O texto é um pequeno quebra-cabeça investigativo. Cada crime é meticulosamente planejado e reflete a fúria de um jovem que perdeu algo que amava. A figura do motociclista mascarado pinta uma presença quase mítica aqui, um aparente “espectro da Segunda Guerra Mundial” que cobra dívidas do presente. Visualmente, ele é uma síntese perfeita do estranho no familiar, uma personificação da morte que habita a modernidade. Os assassinatos, variando em complexidade e crueldade, são absurdas e hipnotizantes — a cena do homem que “se transforma num balão humano” e explode é um exemplo genial de como o exagero pode ser narrativamente funcional, equilibrando o choque com a lógica interna do giallo. É a minha morte favorita da edição, por sinal. E a história não se contenta em apenas entreter com o horror sanguinolento; ela dialoga com uma sociedade onde a opulência de uma classe encobre (ou tem dinheiro para pagar & apagar) suas irresponsabilidades. O fato-gerador que conhecemos, por flashback, já na reta final do quadrinho, mostra como gestos inconsequentes podem reverberar em consequências devastadoras para todos os envolvidos, principalmente quando não temos como saber a reação, a longo prazo, das vítimas de nossas escolhas ou impulsos.

A ausência temporária de Dylan Dog, com a sugestão pouco convincente de sua morte num acidente aéreo, cria um vazio que enfraquece o roteiro, forçando um luto que não se integra bem ao enredo. O leitor, ciente de que o protagonista está são e salvo, atravessa as páginas com um sentimento de reticência, o que dilui a tensão em favor de uma resolução previsível, já que o Detetive do Pesadelo retorna subitamente, como um Deus Ex Machina, para salvar sua cliente de ser esmagada pelo teto da mansão. Ainda bem que os autores compensam isso no desfecho, com um encaminhamento cru (mas também súbito) que subverte as expectativas. Sem recorrer a explicações sobrenaturais, Um Dia Maldito encontra seu horror na realidade: o sobrevivente de um crime de classe, movido por uma dor que a sociedade prefere ignorar, sai pelo Reino Unido matando todos os responsáveis (diretos e indiretos) pela morte de sua namorada. De certa forma, essa escolha narrativa transforma a aventura numa parábola moral.

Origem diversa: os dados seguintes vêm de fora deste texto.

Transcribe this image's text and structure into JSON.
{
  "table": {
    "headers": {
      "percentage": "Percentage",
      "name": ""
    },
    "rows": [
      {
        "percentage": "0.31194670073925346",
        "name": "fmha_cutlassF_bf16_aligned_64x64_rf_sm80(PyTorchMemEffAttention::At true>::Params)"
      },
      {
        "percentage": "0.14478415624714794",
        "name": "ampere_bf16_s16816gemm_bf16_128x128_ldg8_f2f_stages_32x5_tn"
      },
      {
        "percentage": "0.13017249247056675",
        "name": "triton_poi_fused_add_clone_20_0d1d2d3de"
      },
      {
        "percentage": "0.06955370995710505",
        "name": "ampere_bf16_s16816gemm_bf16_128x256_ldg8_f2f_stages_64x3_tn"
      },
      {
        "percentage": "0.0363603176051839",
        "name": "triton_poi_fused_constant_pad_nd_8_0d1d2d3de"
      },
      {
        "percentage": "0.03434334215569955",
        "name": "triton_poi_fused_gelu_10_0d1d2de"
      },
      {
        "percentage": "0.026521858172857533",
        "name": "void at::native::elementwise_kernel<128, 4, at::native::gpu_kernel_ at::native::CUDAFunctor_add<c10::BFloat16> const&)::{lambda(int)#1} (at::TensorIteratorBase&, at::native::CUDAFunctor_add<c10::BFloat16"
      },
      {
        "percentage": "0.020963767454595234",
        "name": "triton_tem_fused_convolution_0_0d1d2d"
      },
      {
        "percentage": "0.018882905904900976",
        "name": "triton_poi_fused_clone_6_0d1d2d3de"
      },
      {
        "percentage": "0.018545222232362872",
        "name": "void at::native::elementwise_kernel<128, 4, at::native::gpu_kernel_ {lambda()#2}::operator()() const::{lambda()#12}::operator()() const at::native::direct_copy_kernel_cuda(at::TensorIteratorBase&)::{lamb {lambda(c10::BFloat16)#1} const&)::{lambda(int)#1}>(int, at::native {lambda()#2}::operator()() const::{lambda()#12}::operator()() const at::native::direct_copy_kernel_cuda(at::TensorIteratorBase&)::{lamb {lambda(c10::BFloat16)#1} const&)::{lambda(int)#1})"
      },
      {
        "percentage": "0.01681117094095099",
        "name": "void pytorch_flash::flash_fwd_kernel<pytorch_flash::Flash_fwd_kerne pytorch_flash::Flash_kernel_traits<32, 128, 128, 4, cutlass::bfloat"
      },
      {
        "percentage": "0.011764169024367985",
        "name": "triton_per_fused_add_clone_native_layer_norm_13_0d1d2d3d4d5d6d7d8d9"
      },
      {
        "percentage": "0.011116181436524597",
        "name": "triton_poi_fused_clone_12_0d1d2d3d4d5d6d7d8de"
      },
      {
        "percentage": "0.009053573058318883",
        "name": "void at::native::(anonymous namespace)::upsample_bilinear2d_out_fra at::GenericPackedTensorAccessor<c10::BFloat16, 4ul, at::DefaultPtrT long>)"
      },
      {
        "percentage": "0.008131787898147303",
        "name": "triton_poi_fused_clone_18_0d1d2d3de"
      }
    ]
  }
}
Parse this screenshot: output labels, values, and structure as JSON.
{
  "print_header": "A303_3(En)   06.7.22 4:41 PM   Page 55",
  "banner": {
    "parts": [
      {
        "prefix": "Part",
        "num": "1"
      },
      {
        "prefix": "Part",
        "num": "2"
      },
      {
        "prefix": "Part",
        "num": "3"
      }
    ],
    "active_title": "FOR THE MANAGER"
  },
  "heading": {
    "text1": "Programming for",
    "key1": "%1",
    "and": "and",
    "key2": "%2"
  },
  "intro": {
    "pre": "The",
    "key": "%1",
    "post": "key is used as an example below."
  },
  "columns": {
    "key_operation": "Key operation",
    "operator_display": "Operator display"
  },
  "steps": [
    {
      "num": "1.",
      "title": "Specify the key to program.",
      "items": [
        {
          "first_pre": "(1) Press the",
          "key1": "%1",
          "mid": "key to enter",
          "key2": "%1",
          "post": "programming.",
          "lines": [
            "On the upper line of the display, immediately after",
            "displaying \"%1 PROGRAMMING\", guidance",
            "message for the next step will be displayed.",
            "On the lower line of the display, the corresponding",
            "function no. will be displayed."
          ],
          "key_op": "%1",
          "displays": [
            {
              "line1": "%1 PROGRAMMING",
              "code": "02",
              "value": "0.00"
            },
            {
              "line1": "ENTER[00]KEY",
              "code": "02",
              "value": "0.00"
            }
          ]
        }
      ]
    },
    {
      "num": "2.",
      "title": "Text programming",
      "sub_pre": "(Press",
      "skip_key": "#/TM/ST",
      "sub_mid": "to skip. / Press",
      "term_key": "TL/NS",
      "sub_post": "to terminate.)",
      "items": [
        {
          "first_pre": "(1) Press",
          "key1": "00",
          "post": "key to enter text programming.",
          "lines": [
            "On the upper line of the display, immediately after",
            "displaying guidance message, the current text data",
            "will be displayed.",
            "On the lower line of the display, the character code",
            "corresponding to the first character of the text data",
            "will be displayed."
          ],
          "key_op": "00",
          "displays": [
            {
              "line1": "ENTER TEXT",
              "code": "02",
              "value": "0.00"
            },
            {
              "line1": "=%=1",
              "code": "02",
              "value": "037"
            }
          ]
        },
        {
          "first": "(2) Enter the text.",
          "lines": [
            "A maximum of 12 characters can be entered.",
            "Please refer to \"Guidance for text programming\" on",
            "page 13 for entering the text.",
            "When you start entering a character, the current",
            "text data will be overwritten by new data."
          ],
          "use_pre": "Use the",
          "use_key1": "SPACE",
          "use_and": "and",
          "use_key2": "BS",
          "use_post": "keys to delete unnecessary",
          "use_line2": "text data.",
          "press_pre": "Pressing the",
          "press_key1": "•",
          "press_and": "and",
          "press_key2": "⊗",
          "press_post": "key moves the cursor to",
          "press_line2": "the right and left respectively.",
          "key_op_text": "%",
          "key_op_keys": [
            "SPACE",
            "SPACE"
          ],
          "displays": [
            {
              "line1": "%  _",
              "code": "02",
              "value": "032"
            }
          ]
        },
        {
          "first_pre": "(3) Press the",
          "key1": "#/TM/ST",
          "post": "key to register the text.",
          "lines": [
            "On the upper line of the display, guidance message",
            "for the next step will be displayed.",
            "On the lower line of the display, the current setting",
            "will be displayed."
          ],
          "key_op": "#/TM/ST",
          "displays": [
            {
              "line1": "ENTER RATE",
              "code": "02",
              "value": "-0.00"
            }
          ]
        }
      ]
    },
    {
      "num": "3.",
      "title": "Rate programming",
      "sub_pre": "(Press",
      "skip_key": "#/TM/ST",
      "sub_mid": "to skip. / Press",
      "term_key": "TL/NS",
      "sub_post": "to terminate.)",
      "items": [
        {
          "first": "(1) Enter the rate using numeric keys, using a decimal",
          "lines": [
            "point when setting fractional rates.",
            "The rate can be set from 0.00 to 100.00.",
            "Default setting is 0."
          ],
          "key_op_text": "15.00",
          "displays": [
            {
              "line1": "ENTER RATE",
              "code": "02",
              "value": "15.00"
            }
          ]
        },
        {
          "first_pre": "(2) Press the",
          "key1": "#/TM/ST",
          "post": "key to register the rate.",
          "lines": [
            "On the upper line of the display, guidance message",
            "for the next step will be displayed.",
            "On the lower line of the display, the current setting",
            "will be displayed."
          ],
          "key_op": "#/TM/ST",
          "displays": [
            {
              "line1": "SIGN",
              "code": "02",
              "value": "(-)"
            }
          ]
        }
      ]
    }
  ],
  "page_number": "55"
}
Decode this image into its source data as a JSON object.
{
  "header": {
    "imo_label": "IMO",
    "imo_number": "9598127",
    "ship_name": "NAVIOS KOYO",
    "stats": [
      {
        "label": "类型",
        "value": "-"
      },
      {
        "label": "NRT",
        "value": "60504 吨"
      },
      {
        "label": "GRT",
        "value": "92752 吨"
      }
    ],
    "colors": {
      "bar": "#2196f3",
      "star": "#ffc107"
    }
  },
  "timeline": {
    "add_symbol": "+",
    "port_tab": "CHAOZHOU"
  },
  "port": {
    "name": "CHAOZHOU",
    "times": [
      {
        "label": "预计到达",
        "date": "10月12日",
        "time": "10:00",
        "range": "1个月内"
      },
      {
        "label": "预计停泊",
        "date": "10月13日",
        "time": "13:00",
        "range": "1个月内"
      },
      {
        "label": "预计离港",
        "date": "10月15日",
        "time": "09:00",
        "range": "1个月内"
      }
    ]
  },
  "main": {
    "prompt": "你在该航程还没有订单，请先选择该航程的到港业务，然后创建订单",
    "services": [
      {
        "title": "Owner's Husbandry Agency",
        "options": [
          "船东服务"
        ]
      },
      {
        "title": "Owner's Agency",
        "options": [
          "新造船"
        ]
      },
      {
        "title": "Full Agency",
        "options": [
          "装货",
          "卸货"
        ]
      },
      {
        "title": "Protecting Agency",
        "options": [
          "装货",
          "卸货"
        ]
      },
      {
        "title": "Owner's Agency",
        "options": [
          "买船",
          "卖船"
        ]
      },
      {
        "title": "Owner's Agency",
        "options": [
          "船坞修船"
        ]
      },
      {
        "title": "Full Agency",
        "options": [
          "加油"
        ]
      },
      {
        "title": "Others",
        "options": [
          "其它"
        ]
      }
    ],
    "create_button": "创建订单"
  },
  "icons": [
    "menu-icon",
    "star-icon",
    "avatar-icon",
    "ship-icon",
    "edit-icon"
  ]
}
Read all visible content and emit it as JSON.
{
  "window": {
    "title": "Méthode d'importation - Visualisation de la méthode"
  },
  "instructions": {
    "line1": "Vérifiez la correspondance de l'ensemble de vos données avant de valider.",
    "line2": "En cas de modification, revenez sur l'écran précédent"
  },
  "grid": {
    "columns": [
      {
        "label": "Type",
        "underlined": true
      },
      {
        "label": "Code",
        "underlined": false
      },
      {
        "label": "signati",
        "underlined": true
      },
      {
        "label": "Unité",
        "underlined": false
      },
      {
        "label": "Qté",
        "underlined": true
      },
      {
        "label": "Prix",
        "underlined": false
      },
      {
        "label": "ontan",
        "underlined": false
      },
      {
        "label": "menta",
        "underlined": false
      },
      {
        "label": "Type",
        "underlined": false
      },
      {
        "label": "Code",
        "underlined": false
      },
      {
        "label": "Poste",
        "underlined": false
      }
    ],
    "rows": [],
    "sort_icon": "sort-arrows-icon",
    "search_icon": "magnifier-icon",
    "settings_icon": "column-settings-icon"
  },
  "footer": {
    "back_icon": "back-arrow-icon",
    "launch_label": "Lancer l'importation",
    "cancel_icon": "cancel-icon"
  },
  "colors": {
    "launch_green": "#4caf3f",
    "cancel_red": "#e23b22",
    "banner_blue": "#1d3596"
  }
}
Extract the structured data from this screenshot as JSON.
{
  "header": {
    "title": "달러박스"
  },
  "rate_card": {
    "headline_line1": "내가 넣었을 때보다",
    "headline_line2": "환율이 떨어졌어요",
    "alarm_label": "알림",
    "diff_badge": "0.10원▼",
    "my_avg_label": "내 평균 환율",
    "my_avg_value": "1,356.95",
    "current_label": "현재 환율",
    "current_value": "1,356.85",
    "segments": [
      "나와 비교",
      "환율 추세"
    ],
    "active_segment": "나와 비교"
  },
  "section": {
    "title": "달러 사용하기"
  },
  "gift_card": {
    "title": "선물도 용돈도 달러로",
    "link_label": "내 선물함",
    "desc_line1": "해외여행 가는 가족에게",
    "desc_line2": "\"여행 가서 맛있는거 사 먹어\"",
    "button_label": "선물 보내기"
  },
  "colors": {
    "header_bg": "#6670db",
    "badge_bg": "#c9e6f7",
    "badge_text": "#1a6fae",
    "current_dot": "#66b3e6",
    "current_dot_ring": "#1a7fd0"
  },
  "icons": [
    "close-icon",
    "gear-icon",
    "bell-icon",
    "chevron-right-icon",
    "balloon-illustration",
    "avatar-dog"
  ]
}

O que torna Um Dia Maldito memorável é sua capacidade de tecer reflexões éticas sem sacrificar a fluidez e a potência do thriller. Quem, numa sociedade, tem o privilégio de esquecer (ou de ignorar as consequências de seus atos) e quem é obrigado a carregar o fardo da memória, da dor, da perda? Existem várias camadas em debate, e todas elas bem organizadas na sequência de crimes. Os roteiristas sugerem que a justiça, quando tomada pelas próprias mãos, pode se tornar tão destrutiva quanto a injustiça que busca reparar. A história confronta as tensões e embala todas elas numa investigação que parece não avançar, enquanto a morte atinge pessoas diferentes, em lugares diferentes do país. Ao final, a moto e a figura misteriosa do assassino (gosto muito dessa elaboração visual de Giuseppe Montanari e Ernesto Grassani) são um lembrete dos “pecados do passado” que voltam, após a fermentação do tempo, exigindo um acerto de contas. É um bom estudo sobre como as ações, por menores que pareçam, interferem no destino de todos. Uma narrativa que equilibra horror e algumas camadas de crítica social, indo além do sangue e enxergando as cicatrizes que a indiferença deixa no mundo… até que alguém simplesmente escolhe não mais ignorar.

Um Dia Maldito (Dylan Dog #21: Giorno maledetto) — Itália, junho de 1988
Roteiro: Tiziano Sclavi, Marcello Toninelli
Arte: Giuseppe Montanari, Ernesto Grassani
Capa: Claudio Villa
No Brasil: Dylan Dog 1ª Série – n° 8 — Mythos, maio de 2003
100 páginas



[Fonte Original]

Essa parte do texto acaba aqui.